- Theatrical release poster
- Directed by: Lokesh Gupte
- Written by: Story: Lokesh Gupte Screenplay and dialogue: Lokesh Gupte Vibhav Rajadhyaksha
- Produced by: Rahul Shantaram
- Starring: Ashok Saraf Vandana Gupte
- Cinematography: Arjun Sorte
- Edited by: Lokesh Gupte Shritej Patwardhan
- Music by: Amitraj
- Production company: Rajkamal Entertainment
- Distributed by: Panorama Studios
- Release date: 10 April 2025;
- Country: India
- Language: Marathi

= Ashi Hi Jamva Jamvi =

2025 Indian film by Lokesh Gupte

Ashi Hi Jamva Jamvi is a 2025 Indian Marathi-language rom-com drama film written and directed by Lokesh Gupte and produced by Rahul Shantaram under Rajkamal Entertainment. The film stars Ashok Saraf and Vandana Gupte in the lead roles, along with Omkar Kulkarni and Tanishka Vishe in pivotal roles. The story showcases how friendship and love can blossom at any age.

== Cast ==
- Ashok Saraf as Mohan
- Vandana Gupte as Vandana
- Sunil Barve as Niranjan
- Chaitrali Gupte as Nivedita
- Milind Phatak as Shekhar
- Sulekha Talwalkar as Nilima
- Pushkaraj Chirputkar as Nitin
- Omkar Kulkarni as Abhishek
- Tanishka Vishe as Sara

== Production ==
The film was officially announced in December 2024. It marks the debut production venture of Rahul Shantaram, grandson of legendary filmmaker V. Shantaram, under the banner of Rajkamal Entertainment, formerly known as Rajkamal Kalamandir.
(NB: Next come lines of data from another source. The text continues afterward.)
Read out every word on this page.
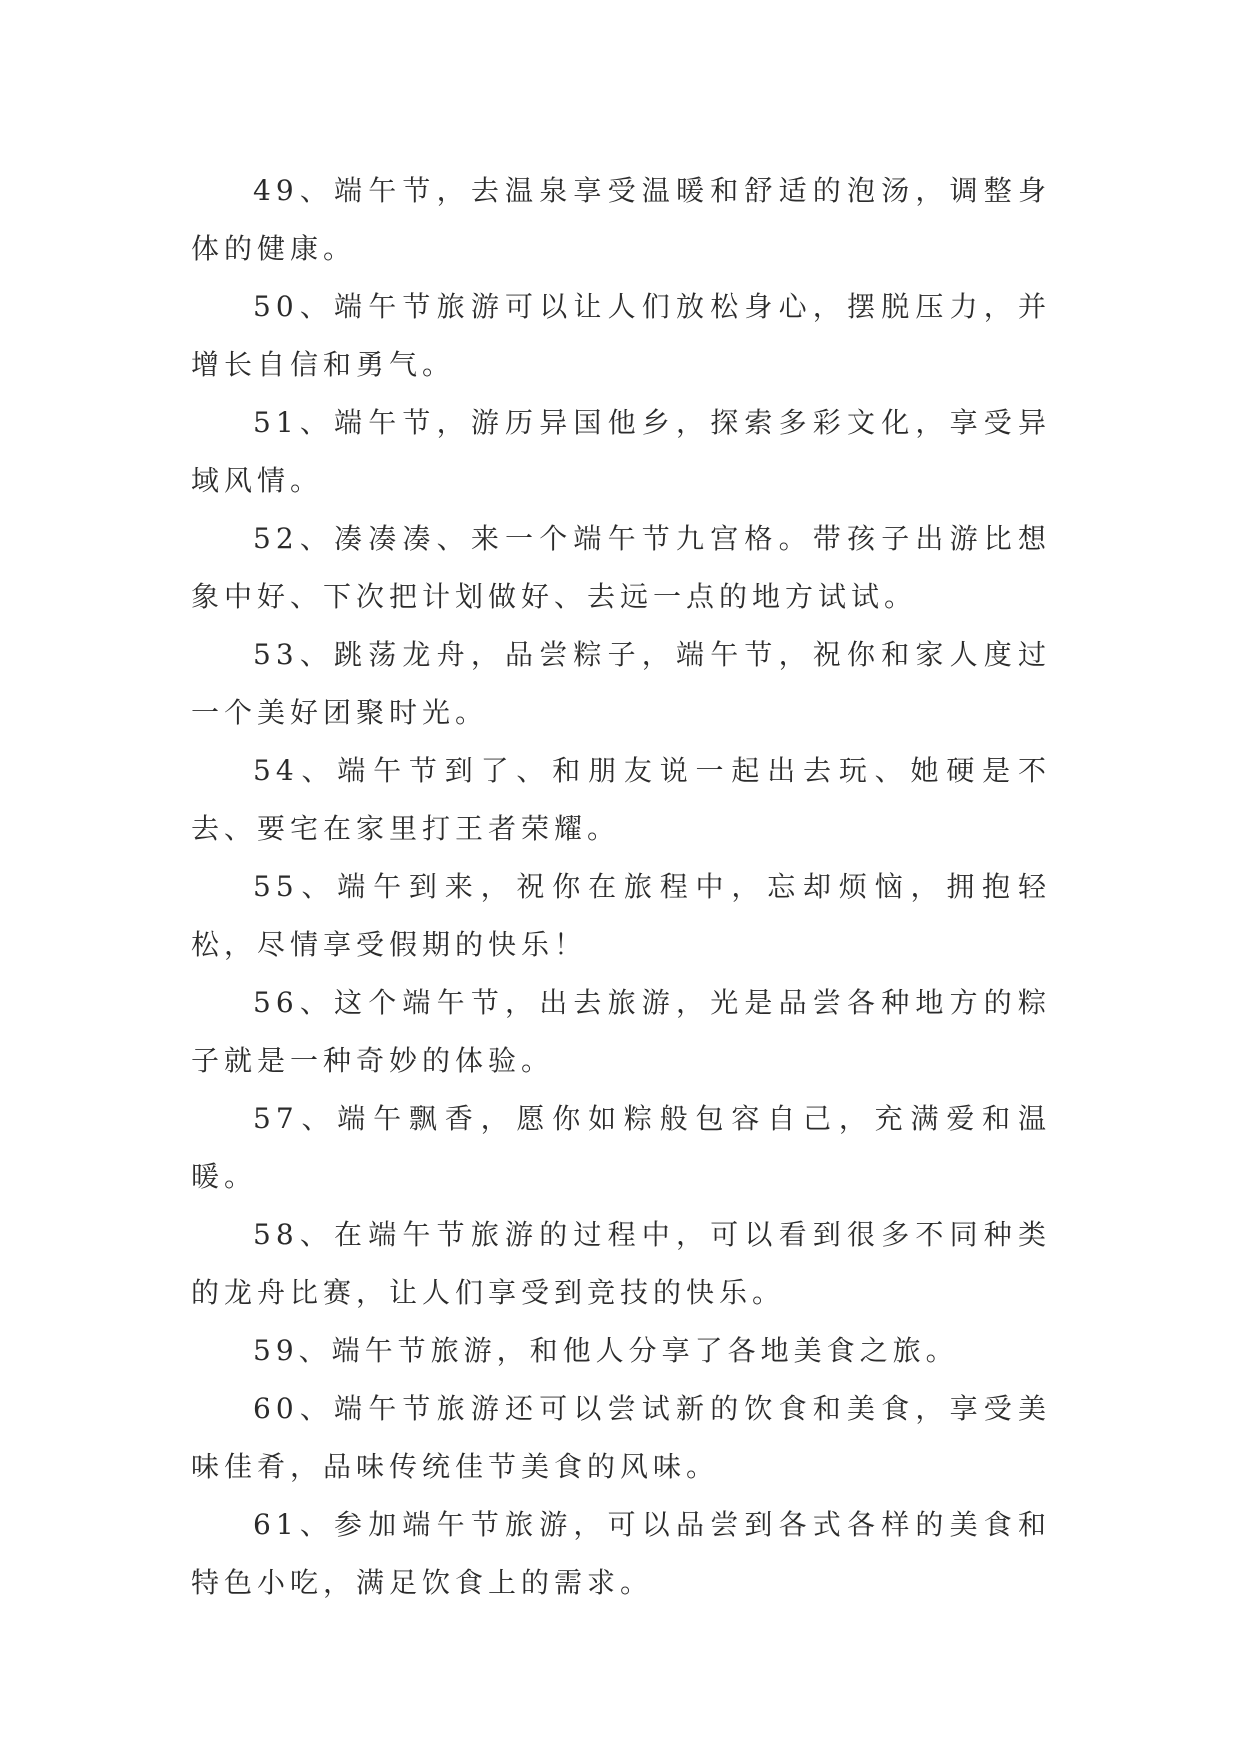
49、端午节，去温泉享受温暖和舒适的泡汤，调整身体的健康。

50、端午节旅游可以让人们放松身心，摆脱压力，并增长自信和勇气。

51、端午节，游历异国他乡，探索多彩文化，享受异域风情。

52、凑凑凑、来一个端午节九宫格。带孩子出游比想象中好、下次把计划做好、去远一点的地方试试。

53、跳荡龙舟，品尝粽子，端午节，祝你和家人度过一个美好团聚时光。

54、端午节到了、和朋友说一起出去玩、她硬是不去、要宅在家里打王者荣耀。

55、端午到来，祝你在旅程中，忘却烦恼，拥抱轻松，尽情享受假期的快乐！

56、这个端午节，出去旅游，光是品尝各种地方的粽子就是一种奇妙的体验。

57、端午飘香，愿你如粽般包容自己，充满爱和温暖。

58、在端午节旅游的过程中，可以看到很多不同种类的龙舟比赛，让人们享受到竞技的快乐。

59、端午节旅游，和他人分享了各地美食之旅。

60、端午节旅游还可以尝试新的饮食和美食，享受美味佳肴，品味传统佳节美食的风味。

61、参加端午节旅游，可以品尝到各式各样的美食和特色小吃，满足饮食上的需求。
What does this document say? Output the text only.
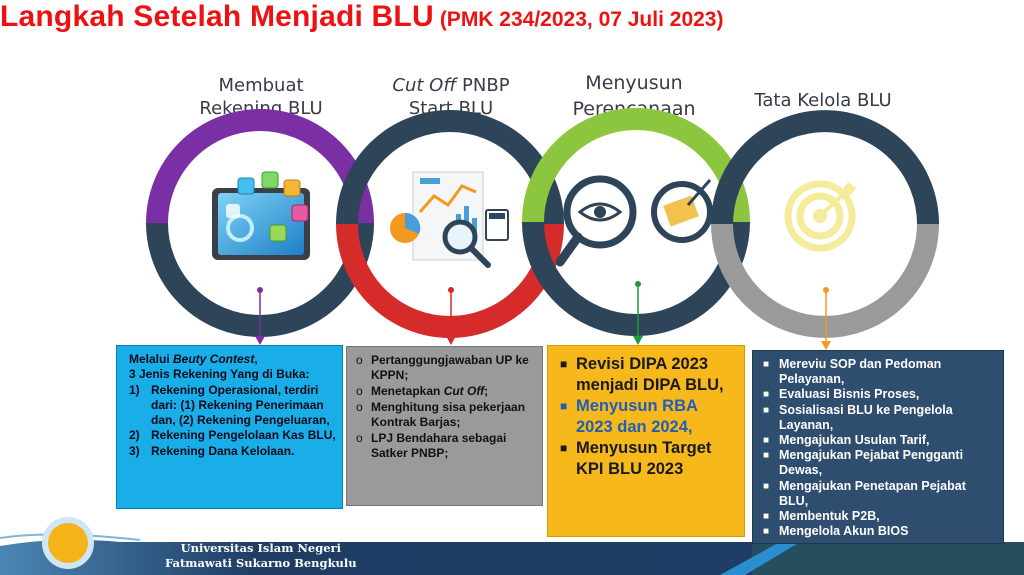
Langkah Setelah Menjadi BLU (PMK 234/2023, 07 Juli 2023)
Membuat
Rekening BLU
Cut Off PNBP
Start BLU
Menyusun
Perencanaan	Tata Kelola BLU
Universitas Islam Negeri
Fatmawati Sukarno Bengkulu
Melalui Beuty Contest,
3 Jenis Rekening Yang di Buka:
1) Rekening Operasional, terdiri dari: (1) Rekening Penerimaan dan, (2) Rekening Pengeluaran,
2) Rekening Pengelolaan Kas BLU,
3) Rekening Dana Kelolaan.
o Pertanggungjawaban UP ke KPPN;
o Menetapkan Cut Off;
o Menghitung sisa pekerjaan Kontrak Barjas;
o LPJ Bendahara sebagai Satker PNBP;
■ Revisi DIPA 2023 menjadi DIPA BLU,
■ Menyusun RBA 2023 dan 2024,
■ Menyusun Target  KPI BLU 2023
■ Mereviu SOP dan Pedoman Pelayanan,
■ Evaluasi Bisnis Proses,
■ Sosialisasi BLU ke Pengelola Layanan,
■ Mengajukan Usulan Tarif,
■ Mengajukan Pejabat Pengganti Dewas,
■ Mengajukan Penetapan Pejabat BLU,
■ Membentuk P2B,
■ Mengelola Akun BIOS
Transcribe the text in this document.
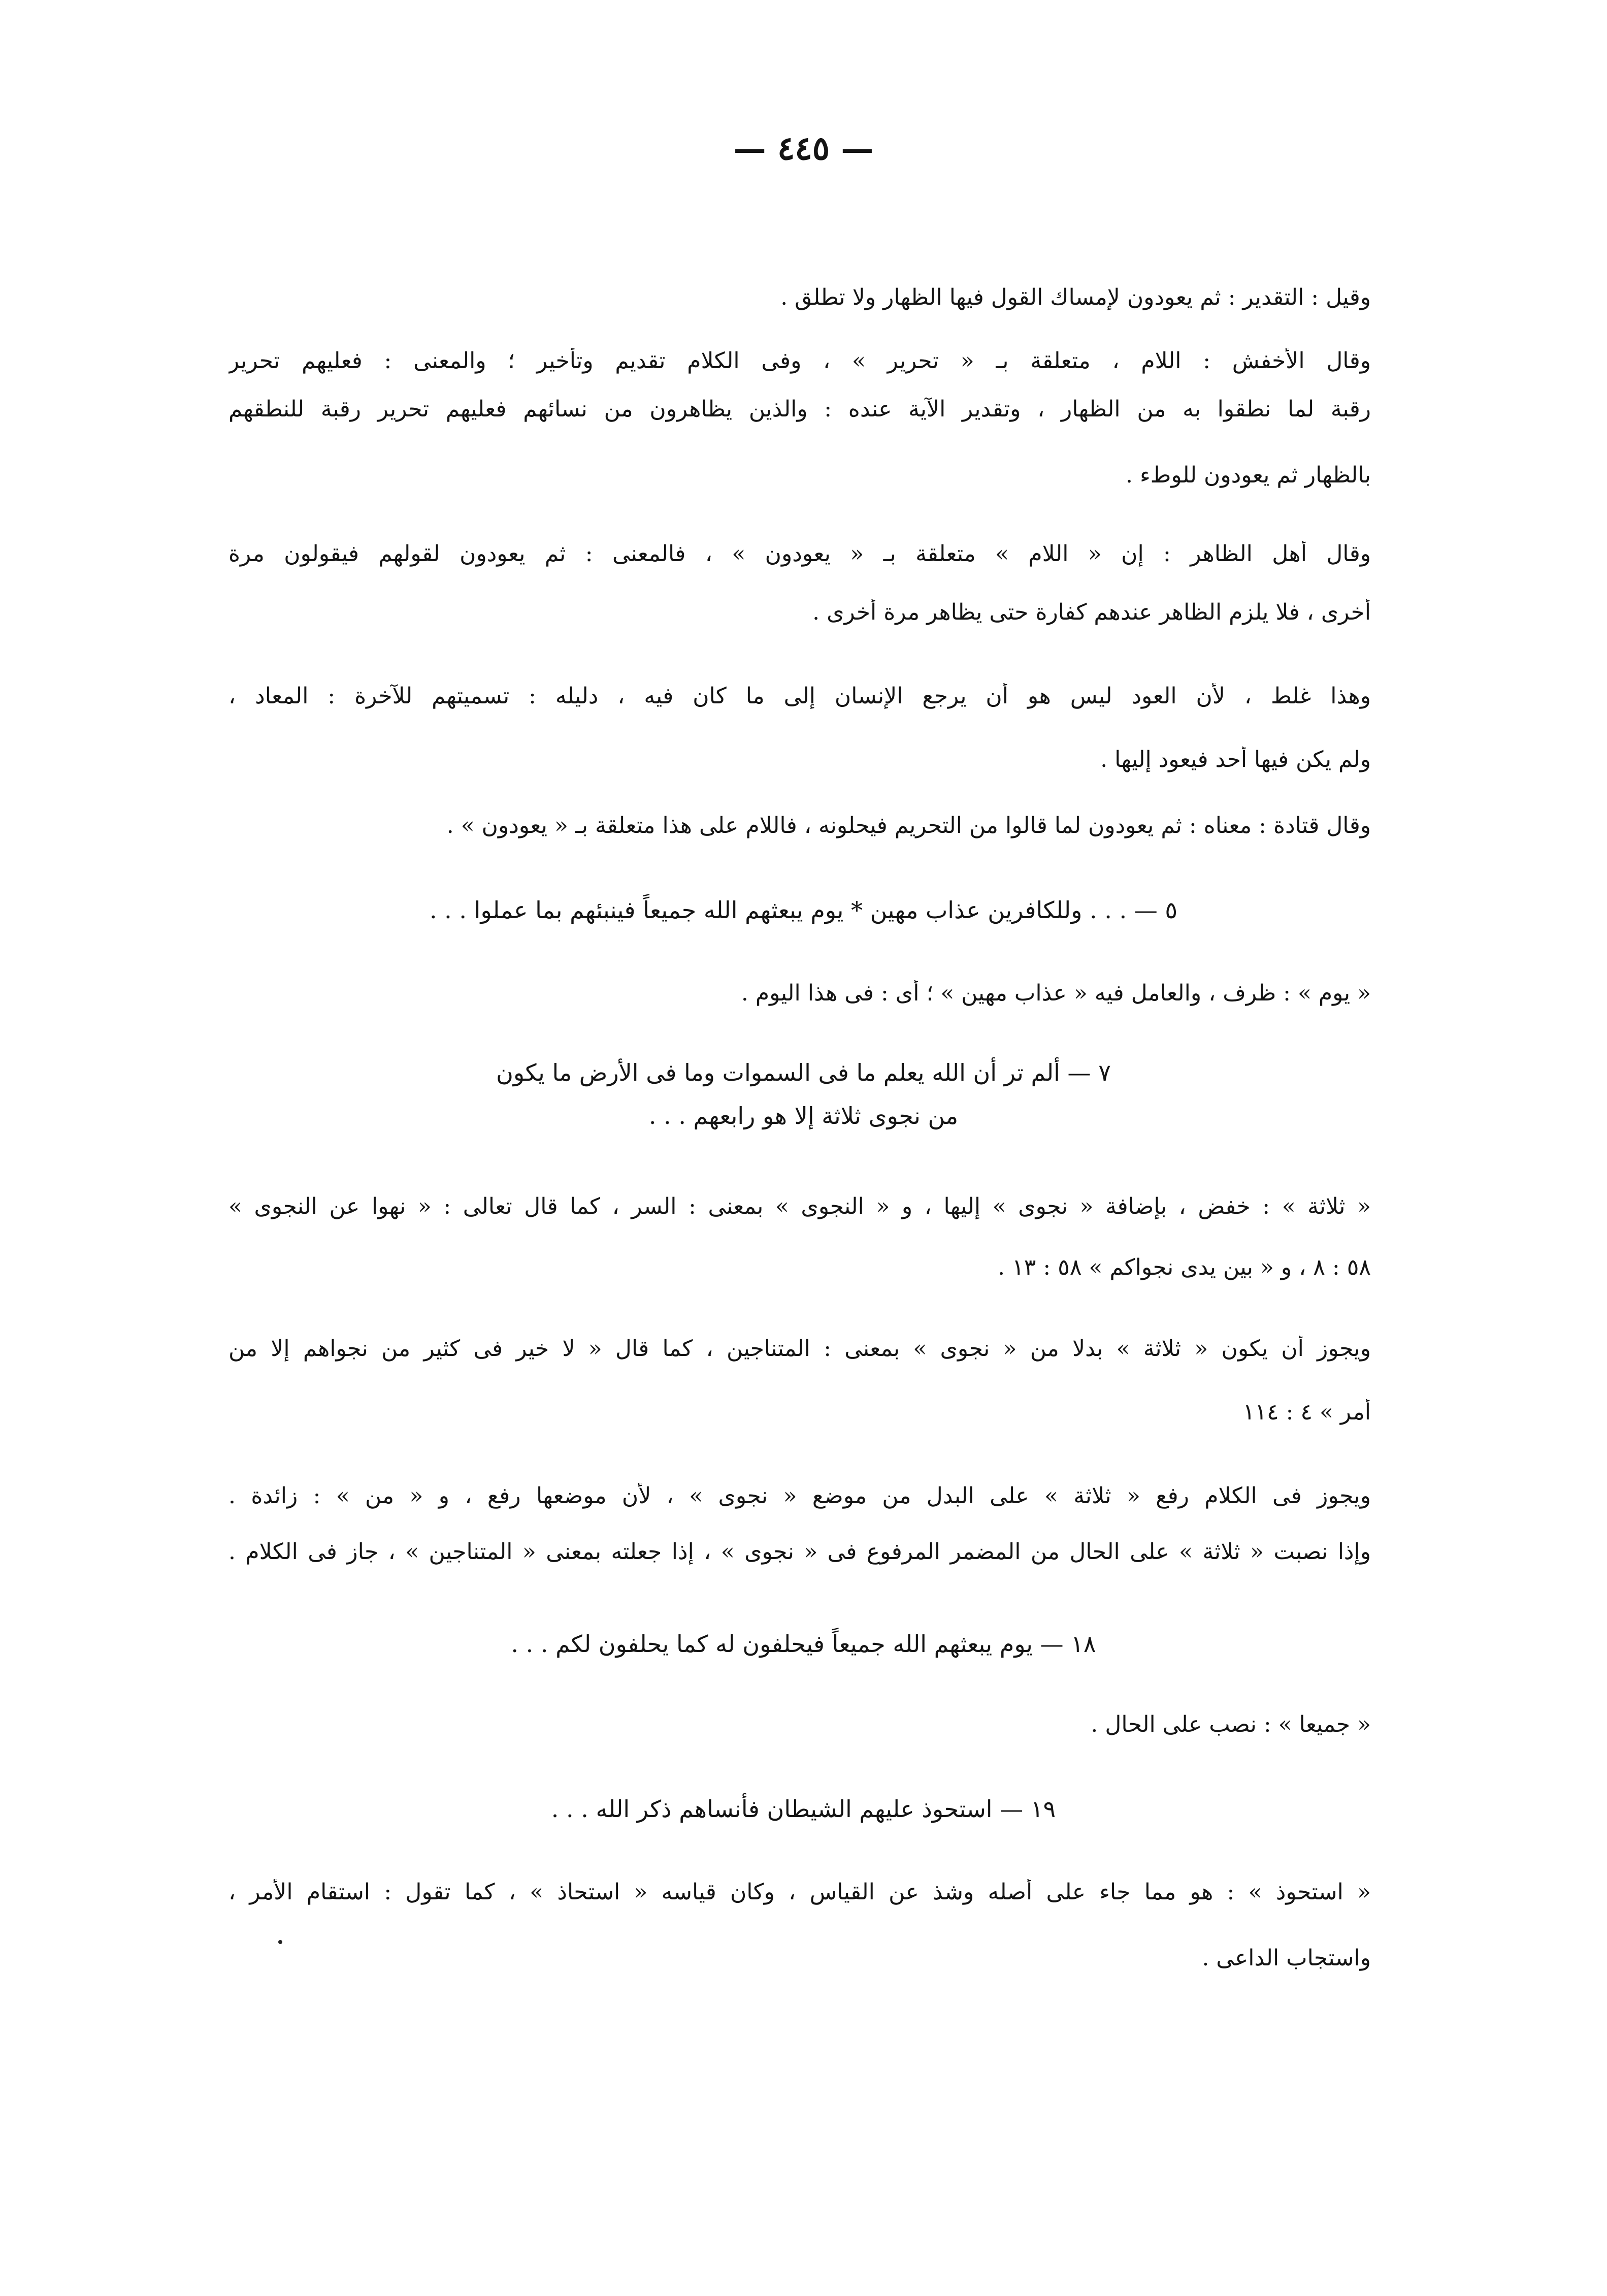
— ٤٤٥ —
وقيل : التقدير : ثم يعودون لإمساك القول فيها الظهار ولا تطلق .
وقال الأخفش : اللام ، متعلقة بـ « تحرير » ، وفى الكلام تقديم وتأخير ؛ والمعنى : فعليهم تحرير
رقبة لما نطقوا به من الظهار ، وتقدير الآية عنده : والذين يظاهرون من نسائهم فعليهم تحرير رقبة للنطقهم
بالظهار ثم يعودون للوطء .
وقال أهل الظاهر : إن « اللام » متعلقة بـ « يعودون » ، فالمعنى : ثم يعودون لقولهم فيقولون مرة
أخرى ، فلا يلزم الظاهر عندهم كفارة حتى يظاهر مرة أخرى .
وهذا غلط ، لأن العود ليس هو أن يرجع الإنسان إلى ما كان فيه ، دليله : تسميتهم للآخرة : المعاد ،
ولم يكن فيها أحد فيعود إليها .
وقال قتادة : معناه : ثم يعودون لما قالوا من التحريم فيحلونه ، فاللام على هذا متعلقة بـ « يعودون » .
٥ — . . . وللكافرين عذاب مهين * يوم يبعثهم الله جميعاً فينبئهم بما عملوا . . .
« يوم » : ظرف ، والعامل فيه « عذاب مهين » ؛ أى : فى هذا اليوم .
٧ — ألم تر أن الله يعلم ما فى السموات وما فى الأرض ما يكون
من نجوى ثلاثة إلا هو رابعهم . . .
« ثلاثة » : خفض ، بإضافة « نجوى » إليها ، و « النجوى » بمعنى : السر ، كما قال تعالى : « نهوا عن النجوى »
٥٨ : ٨ ، و « بين يدى نجواكم » ٥٨ : ١٣ .
ويجوز أن يكون « ثلاثة » بدلا من « نجوى » بمعنى : المتناجين ، كما قال « لا خير فى كثير من نجواهم إلا من
أمر » ٤ : ١١٤
ويجوز فى الكلام رفع « ثلاثة » على البدل من موضع « نجوى » ، لأن موضعها رفع ، و « من » : زائدة .
وإذا نصبت « ثلاثة » على الحال من المضمر المرفوع فى « نجوى » ، إذا جعلته بمعنى « المتناجين » ، جاز فى الكلام .
١٨ — يوم يبعثهم الله جميعاً فيحلفون له كما يحلفون لكم . . .
« جميعا » : نصب على الحال .
١٩ — استحوذ عليهم الشيطان فأنساهم ذكر الله . . .
« استحوذ » : هو مما جاء على أصله وشذ عن القياس ، وكان قياسه « استحاذ » ، كما تقول : استقام الأمر ،
واستجاب الداعى .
It features actress Chaitrali Gupte, the wife of director Lokesh Gupte, making her first appearance on screen while working under his direction.

== Soundtrack ==
The film's music are composed by Amitraj.

Track listing
| No. | Title | Lyrics | Singer(s) | Length |
|---|---|---|---|---|
| 1. | "Mastikhor" | Kshitij Patwardhan | Rupali Moghe, Harshavardhan Wavare | 2:49 |
| 2. | "Phulala Phul" | Kshitij Patwardhan | Bela Shende, Amitraj | 3:15 |
| Total length: |  |  |  | 6:04 |

== Release ==
Ashi Hi Jamva Jamvi was initially scheduled for release on 25 April 2025. However, in early March 2025, the makers unveiled the first-look poster featuring the four lead actors, along with an announcement of the film’s preponed release date. The teaser, introducing the primary and supporting cast, was released on 17 March 2025, followed by the official trailer launch on 2 April 2025.